40/01 Verwaltungsverfahren;
60/02 Arbeitnehmerschutz;

Norm

AAV §12 Abs2;
ASchG 1972 §31 Abs2 litp;
AVG §37;
AVG §39 Abs2;
AVG §45 Abs2;
AVG §56;
AVG §66 Abs4;
VStG §24;

Betreff

Bundesminister für Arbeit und Soziales gegen Landeshauptmann von Niederösterreich vom 5. April 1988, Zl. VII/1-V-1041/0/1-88, betreffend Übertretung der Arbeitnehmerschutzverordnung (mitbeteiligte Partei: HB)

Spruch

Der angefochtene Bescheid wird wegen Rechtswidrigkeit infolge Verletzung von Verfahrensvorschriften aufgehoben.

Begründung

Mit Bescheid des Magistrats der Landeshauptstadt St.
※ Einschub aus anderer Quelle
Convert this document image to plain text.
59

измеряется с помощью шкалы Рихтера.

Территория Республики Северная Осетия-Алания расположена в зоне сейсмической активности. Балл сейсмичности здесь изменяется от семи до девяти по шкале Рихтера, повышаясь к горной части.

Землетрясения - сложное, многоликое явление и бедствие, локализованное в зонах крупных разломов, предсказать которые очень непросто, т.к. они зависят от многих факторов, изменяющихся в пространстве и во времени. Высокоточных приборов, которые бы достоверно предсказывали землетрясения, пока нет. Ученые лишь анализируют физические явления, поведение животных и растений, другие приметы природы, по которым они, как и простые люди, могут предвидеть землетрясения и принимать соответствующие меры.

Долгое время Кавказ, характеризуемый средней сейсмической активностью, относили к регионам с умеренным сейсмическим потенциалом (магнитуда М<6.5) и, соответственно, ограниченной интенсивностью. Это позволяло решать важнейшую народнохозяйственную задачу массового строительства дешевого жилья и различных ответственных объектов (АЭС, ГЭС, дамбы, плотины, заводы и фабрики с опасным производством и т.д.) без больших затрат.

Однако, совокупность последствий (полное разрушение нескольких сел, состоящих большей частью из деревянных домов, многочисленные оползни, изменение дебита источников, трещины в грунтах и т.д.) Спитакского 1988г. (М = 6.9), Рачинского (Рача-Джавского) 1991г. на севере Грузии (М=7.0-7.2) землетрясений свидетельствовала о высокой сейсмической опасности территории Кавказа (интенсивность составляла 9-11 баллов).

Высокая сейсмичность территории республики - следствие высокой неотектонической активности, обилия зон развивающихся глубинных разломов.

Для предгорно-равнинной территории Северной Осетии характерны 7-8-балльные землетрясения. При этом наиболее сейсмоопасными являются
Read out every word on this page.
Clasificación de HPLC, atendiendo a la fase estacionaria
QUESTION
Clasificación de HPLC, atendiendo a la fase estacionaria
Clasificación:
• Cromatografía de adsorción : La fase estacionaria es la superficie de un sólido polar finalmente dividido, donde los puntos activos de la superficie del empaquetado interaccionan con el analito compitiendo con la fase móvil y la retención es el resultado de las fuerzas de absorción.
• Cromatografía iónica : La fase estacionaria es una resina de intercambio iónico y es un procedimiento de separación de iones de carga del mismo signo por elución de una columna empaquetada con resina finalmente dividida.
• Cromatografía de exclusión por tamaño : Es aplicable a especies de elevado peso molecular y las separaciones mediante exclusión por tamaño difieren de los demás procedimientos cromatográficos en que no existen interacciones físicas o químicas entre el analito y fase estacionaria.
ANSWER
Pölten vom 6. April 1987 wurde der Mitbeteiligte als handels- und gewerberechtlicher Geschäftsführer und somit als gemäß § 9 VStG 1950 Verantwortlicher der HB Gesellschaft m.b.H. schuldig erkannt, nicht dafür vorgesorgt zu haben, daß die Raumtemperatur in diesem Betrieb am 26. Februar 1986 um

10.50 Uhr im Bereich des Frischobststandes sowie im Bereich der Frischware die Mindesttemperatur von +19 Grad Celsius betragen habe, sodaß zu diesem Zeitpunkt die Raumtemperatur im Bereich des Frischobststandes nur +8,7 Grad Celsius und im Bereich der Frischware nur +9 Grad Celsius bei einer Außentemperatur an der Nordseite von -5,4 Grad Celsius und an der Südseite vor der Eingangstüre des Betriebes von -1,8 Grad Celsius betragen habe. Hiedurch habe er § 12 Abs. 2 der Allgemeinen Arbeitnehmerschutzverordnung, BGBl. Nr. 218/1983 i.d.g.F. (AAV) verletzt, weswegen über ihn gemäß § 31 Abs. 2 lit. p des Arbeitnehmerschutzgesetzes eine Geldstrafe von S 5.000,-- (Ersatzarrest im Falle der Uneinbringlichkeit von 7 Tagen, 12 Stunden) verhängt und ein Beitrag zu den Kosten des Strafverfahrens von S 500,-- auferlegt wurden.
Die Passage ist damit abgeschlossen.